The subject has been diagnosed with at least one solid primary or metastatic tumor greater than 2.0 cm in diameter, including but not limited to NSCLC, RCC, GBM, melanoma, sarcoma, breast and H&N cancers.
The subject has received clinical routine imaging diagnostic work-up within 8 weeks prior to the first [18F]AH111585 PET scan.
The subject has a clinically acceptable (as judged by the investigator) physical examination at screening and is capable of self-care.

Exclusion Criteria:

The subject has known hyper- or hypo-coagulation syndromes.
The subject has received chemotherapy within 3 weeks, or received radiotherapy, surgery or any other treatment against cancer within 4 weeks prior to the first [18F]AH111585 PET scan.

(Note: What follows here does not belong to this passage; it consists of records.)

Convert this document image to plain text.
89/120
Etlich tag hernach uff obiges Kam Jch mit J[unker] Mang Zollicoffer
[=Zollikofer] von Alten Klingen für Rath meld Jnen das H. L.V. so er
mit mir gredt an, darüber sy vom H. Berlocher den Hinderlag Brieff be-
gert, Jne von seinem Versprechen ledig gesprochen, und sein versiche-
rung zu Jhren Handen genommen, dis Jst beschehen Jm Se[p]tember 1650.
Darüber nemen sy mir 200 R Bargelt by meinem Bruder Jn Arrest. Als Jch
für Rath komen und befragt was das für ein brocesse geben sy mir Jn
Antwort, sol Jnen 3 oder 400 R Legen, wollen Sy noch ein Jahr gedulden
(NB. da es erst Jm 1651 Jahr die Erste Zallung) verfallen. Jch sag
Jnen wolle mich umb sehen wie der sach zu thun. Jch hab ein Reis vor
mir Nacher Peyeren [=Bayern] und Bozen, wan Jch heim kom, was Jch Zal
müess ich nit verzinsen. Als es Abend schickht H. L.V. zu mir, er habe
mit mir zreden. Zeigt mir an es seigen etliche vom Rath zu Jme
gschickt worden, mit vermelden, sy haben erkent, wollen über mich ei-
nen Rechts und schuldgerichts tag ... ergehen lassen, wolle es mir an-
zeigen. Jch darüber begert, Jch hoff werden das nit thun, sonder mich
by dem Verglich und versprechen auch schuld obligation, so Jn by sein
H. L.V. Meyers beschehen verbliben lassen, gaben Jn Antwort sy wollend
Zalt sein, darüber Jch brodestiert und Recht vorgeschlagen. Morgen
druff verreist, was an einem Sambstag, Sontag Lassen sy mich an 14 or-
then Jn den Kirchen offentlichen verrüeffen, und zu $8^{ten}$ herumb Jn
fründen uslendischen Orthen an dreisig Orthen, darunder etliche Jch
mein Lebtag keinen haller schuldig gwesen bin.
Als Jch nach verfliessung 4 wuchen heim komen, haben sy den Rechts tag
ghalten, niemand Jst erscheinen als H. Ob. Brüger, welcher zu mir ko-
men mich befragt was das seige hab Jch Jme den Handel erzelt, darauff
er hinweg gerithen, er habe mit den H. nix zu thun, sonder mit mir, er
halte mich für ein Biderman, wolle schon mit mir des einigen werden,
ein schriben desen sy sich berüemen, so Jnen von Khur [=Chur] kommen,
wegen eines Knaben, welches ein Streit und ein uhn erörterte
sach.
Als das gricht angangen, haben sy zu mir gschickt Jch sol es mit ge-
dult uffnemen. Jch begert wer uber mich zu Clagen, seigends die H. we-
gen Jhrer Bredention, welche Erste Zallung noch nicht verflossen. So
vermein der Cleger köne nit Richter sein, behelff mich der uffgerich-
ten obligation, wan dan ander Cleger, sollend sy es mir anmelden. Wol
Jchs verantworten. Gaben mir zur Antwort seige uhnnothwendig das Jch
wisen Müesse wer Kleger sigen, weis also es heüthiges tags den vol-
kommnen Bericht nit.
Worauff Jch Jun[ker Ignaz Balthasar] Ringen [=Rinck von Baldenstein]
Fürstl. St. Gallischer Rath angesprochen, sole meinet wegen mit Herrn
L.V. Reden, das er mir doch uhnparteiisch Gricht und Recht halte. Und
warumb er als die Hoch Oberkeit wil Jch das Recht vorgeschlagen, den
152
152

The subject is scheduled to undergo chemotherapy, radiotherapy, surgery or any other treatment against cancer between the first and second [18F]AH111585 PET scans.
The subject is scheduled to undergo biopsy for the target tumour between the first and second [18F]AH111585 PET scans.
The subject has intra-hepatic tumour(s) only.
For the immuno-histochemistry group, the subject's target tumour has been biopsied less than or equal to 1 week prior to the first [18F]AH111585 PET scan.